I colori non esistono; i colori sono percepiti come tali dal cervello umano, in grado di discernere le diverse lunghezze d'onda di una unica fonte luminosa, che nell'insieme appare come "bianca"; ovvero, incolore. Il colore percepito dall'occhio è dato dalle proprietà riflettenti degli oggetti osservati o, nel caso di luci colorate, dai componenti gassosi o solidi che generano la luce.

Se le cose non avessero colore, o se l'occhio non lo percepisse, la nostra vita non sarebbe quella che è; non per niente il grigio è sinonimo di mediocrità e noia, di una uniformità monotona insopportabile per l'animo umano. Per l'uomo nato e cresciuto con una vista normale, lo shock improvviso di un mondo in bianco e nero -ovvero, in una scala di grigio- sarebbe probabilmente fatale, o quantomeno debilitante a livello psichico.

Eppure, i colori "non esistono". E' il nostro cervello a "vederli".

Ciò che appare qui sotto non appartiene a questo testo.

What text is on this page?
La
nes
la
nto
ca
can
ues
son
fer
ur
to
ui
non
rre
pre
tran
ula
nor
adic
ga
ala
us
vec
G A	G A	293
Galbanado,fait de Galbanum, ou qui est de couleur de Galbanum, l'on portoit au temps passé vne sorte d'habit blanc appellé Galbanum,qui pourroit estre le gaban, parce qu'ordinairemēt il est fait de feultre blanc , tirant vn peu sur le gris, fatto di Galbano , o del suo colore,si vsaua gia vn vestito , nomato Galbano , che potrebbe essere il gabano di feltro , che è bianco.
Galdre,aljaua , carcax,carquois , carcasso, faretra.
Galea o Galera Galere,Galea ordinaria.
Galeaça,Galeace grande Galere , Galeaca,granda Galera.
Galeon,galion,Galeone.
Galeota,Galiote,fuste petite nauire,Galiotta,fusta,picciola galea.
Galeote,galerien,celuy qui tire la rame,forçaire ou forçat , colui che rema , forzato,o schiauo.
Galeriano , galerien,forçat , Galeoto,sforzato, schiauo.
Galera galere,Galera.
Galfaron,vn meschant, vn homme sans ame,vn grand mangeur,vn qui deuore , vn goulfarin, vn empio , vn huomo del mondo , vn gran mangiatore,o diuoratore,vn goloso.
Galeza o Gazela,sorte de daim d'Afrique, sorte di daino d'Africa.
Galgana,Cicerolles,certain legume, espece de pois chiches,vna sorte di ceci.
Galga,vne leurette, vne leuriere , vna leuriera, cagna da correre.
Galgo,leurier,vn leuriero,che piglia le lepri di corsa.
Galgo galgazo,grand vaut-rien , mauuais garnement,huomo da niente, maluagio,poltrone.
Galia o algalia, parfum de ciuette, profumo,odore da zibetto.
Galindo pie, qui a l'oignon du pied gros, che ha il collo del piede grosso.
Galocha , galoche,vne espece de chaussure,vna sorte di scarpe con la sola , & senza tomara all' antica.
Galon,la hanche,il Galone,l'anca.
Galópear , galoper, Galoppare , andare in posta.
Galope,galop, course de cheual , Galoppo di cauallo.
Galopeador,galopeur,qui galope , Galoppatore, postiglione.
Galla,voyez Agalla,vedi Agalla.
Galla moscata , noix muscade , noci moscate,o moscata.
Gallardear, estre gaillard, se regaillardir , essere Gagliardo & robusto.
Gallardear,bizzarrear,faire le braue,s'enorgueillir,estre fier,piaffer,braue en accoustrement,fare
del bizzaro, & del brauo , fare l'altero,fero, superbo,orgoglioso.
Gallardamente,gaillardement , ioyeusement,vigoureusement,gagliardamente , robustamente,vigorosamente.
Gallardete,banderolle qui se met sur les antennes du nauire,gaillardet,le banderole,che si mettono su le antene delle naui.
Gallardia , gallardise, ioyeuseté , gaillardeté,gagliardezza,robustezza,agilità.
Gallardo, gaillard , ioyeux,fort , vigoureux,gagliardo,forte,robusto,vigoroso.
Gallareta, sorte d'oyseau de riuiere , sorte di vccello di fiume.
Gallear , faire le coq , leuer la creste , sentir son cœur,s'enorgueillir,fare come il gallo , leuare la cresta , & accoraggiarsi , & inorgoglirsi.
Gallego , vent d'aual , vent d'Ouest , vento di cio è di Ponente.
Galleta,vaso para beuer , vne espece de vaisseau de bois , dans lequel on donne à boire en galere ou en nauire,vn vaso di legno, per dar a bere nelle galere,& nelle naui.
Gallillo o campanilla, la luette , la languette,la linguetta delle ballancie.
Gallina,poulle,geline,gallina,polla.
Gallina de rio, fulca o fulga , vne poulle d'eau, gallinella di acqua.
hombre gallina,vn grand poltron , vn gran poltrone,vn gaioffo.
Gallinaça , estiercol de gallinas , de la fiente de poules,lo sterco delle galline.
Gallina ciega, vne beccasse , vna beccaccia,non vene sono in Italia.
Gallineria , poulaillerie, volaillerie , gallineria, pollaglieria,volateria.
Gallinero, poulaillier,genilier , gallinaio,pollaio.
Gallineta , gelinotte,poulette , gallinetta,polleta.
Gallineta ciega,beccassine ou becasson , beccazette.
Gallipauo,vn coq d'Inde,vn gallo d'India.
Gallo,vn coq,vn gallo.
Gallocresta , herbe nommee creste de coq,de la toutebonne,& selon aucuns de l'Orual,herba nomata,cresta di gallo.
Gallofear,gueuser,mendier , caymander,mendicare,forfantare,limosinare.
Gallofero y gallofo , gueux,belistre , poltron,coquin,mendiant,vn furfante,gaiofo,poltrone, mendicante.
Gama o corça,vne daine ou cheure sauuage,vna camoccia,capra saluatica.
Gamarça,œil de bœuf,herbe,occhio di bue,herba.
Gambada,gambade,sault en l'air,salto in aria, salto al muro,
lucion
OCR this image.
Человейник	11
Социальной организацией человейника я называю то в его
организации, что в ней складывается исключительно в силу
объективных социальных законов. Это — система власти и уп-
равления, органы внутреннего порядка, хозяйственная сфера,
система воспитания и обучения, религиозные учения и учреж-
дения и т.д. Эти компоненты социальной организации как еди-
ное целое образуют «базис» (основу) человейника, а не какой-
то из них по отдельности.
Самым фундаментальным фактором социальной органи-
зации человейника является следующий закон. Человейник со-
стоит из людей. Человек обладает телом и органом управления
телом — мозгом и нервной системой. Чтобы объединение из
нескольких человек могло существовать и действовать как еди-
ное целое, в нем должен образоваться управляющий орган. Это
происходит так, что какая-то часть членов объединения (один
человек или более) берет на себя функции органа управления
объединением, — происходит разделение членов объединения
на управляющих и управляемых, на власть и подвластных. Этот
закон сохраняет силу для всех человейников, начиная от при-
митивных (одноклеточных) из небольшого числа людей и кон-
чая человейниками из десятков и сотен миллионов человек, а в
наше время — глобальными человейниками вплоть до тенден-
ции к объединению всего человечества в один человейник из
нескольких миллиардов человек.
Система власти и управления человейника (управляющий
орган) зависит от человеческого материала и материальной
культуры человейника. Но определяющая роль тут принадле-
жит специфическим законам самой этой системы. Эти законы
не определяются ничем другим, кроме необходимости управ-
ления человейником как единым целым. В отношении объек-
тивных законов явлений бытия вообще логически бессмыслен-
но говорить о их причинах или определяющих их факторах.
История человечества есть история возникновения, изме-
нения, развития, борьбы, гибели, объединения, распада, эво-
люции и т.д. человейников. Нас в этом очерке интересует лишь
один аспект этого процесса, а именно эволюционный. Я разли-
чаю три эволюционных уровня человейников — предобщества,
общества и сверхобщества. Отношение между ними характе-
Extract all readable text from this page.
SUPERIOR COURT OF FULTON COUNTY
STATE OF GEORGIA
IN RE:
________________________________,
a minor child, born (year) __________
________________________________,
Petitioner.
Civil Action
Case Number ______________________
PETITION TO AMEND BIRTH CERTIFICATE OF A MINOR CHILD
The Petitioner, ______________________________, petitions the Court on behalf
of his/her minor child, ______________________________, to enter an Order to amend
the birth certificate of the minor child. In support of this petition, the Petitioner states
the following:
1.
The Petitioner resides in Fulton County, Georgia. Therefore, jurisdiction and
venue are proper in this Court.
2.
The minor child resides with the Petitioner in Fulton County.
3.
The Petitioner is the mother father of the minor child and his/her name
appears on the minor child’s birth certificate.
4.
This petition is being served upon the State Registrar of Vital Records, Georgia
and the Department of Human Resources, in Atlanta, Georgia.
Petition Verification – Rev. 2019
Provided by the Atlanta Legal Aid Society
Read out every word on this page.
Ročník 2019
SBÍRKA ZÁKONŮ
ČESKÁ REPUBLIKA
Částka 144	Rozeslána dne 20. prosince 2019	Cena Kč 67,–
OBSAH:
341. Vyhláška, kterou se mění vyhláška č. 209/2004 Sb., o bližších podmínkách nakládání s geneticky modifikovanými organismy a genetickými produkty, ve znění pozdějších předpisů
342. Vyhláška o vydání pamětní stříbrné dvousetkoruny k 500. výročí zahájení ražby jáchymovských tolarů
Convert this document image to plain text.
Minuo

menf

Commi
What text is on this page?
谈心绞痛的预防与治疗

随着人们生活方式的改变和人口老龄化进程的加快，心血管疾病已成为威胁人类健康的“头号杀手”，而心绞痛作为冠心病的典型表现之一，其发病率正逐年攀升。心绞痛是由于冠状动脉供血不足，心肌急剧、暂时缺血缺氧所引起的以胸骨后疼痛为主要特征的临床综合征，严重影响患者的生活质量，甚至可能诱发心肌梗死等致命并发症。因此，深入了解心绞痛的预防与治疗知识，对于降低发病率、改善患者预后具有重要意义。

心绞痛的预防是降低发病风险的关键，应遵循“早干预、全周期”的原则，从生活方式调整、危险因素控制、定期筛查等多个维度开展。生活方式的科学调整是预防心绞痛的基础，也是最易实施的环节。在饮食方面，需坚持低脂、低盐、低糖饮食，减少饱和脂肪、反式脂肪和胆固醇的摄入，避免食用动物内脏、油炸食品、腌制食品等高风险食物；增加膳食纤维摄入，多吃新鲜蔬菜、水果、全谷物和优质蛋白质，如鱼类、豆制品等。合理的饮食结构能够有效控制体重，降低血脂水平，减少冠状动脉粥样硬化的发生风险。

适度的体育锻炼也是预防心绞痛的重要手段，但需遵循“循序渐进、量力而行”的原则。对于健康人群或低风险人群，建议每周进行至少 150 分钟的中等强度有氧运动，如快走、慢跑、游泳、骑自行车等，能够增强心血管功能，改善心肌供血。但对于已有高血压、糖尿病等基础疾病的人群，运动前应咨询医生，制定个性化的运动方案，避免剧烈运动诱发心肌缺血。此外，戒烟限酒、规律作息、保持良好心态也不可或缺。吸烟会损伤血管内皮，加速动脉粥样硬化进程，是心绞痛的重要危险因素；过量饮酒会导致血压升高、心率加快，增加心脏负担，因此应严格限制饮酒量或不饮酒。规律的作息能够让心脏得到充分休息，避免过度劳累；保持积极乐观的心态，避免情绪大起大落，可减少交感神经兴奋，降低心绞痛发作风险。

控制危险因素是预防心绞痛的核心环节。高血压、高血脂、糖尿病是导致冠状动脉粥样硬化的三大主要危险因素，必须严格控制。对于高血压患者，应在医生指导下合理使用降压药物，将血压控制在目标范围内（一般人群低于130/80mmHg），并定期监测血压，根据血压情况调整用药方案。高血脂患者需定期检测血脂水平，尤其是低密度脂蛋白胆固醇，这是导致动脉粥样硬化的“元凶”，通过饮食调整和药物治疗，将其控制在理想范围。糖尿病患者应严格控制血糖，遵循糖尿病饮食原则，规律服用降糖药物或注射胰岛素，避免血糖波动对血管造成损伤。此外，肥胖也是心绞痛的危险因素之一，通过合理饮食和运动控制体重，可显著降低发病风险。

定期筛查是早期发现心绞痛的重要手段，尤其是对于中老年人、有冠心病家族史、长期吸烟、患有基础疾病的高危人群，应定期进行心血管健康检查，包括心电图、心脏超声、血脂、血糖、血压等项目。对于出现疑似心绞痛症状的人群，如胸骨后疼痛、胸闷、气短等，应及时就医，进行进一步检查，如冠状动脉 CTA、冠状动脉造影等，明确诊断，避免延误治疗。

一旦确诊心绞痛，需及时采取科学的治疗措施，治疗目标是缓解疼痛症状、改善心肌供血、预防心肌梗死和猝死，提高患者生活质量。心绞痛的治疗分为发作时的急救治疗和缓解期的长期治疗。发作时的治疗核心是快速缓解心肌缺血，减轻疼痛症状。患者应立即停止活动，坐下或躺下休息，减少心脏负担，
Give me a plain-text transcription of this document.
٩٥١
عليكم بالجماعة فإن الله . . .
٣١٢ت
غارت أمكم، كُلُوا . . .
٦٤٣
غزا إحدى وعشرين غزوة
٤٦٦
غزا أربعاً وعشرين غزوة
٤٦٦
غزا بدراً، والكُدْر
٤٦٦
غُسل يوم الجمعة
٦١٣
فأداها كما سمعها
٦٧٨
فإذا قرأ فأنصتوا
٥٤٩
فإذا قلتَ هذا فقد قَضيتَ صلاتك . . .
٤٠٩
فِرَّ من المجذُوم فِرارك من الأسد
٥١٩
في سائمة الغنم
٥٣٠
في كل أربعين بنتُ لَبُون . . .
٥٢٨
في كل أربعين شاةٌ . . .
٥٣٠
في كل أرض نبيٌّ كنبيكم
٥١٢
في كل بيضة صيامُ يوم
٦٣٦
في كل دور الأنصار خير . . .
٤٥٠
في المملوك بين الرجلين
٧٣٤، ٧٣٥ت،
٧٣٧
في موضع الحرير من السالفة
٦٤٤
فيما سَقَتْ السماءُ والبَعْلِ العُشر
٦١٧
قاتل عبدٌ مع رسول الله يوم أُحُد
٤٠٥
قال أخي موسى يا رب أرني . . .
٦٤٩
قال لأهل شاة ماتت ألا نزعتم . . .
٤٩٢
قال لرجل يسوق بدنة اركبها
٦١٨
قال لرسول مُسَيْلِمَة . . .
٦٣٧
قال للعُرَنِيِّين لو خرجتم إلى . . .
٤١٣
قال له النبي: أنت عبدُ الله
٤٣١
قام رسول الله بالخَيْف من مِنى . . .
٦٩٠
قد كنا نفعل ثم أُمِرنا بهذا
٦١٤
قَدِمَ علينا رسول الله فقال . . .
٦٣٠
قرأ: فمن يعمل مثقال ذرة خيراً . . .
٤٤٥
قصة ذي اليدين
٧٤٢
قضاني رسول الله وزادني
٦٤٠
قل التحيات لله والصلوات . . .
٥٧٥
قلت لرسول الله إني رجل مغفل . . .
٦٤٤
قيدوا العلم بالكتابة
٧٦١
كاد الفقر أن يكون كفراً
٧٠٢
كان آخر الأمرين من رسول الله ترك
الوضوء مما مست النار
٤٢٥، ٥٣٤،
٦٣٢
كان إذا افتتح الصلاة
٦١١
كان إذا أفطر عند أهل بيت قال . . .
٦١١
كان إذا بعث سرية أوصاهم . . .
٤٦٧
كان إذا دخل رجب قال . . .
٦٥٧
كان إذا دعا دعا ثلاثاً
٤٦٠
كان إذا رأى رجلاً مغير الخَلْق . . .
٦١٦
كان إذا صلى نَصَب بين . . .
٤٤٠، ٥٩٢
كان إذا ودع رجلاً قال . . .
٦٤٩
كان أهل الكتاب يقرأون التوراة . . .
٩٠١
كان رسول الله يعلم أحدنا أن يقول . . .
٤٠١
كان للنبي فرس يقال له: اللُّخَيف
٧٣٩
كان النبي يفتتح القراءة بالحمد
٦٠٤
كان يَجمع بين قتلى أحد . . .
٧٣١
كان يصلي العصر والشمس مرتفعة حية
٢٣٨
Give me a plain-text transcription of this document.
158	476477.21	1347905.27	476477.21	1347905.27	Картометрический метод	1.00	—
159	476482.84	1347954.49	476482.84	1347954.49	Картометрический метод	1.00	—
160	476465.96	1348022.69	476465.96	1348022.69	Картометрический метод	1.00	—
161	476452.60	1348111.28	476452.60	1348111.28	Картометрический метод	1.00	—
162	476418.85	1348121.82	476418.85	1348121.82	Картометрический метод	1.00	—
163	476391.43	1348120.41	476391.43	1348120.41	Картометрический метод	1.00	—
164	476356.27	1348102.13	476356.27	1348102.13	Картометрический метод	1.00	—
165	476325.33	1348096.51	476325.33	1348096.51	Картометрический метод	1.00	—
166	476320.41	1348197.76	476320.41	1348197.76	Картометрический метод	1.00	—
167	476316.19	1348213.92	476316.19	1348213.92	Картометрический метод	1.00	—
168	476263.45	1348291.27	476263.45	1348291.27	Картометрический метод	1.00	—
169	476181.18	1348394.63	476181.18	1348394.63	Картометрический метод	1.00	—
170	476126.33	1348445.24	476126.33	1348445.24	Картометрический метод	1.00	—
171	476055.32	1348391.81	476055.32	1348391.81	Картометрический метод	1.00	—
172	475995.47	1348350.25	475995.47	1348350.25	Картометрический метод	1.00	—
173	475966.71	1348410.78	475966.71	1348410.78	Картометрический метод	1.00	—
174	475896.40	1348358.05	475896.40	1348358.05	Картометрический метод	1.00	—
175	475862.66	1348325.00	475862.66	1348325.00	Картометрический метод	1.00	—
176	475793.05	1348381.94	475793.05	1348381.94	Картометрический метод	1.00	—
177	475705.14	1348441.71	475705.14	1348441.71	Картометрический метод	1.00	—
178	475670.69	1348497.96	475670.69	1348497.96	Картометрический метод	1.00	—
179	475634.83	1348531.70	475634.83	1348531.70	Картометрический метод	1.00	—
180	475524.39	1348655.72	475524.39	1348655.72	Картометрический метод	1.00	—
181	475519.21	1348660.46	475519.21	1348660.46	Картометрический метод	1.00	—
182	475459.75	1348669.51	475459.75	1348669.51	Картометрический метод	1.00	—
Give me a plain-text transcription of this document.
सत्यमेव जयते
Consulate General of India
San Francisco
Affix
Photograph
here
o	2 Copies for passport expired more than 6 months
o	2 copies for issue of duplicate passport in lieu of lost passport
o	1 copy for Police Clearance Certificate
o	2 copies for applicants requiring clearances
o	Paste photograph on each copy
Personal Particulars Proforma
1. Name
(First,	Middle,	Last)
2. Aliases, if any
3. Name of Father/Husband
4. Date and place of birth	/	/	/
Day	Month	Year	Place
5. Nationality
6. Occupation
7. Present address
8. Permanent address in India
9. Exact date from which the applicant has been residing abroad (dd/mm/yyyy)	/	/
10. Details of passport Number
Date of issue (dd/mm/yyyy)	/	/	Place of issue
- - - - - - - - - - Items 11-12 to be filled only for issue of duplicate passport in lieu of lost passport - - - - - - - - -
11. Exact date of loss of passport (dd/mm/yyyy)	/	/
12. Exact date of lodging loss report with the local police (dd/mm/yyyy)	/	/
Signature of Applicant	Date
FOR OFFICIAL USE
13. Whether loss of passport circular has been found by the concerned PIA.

Come per lo scandalo e la bellezza, ma anche per la bruttezza e la mediocrità, che sono tutte nell'occhio dell'osservatore, lo stesso si può dire dei colori, dove i coni dell'occhio compiono la magia bioLogica per cui la "luce" è percepita in alcune delle sue lunghezze d'onda; solo una minima percentuale dell'intero spettro della luce è visibile dall'occhio umano, che non vede nella gamma dell'ultravioletto e dell'infrarosso, e non di meno esso può distinguere circa dieci milioni di "toni" (cromaticità) differenti - più o meno dieci volte quelli delle palettes digitali. Ma tutti questi "toni" si possono ridurre ai tre colori primari, cioè quelli percepiti dai coni: rosso, verde e blu.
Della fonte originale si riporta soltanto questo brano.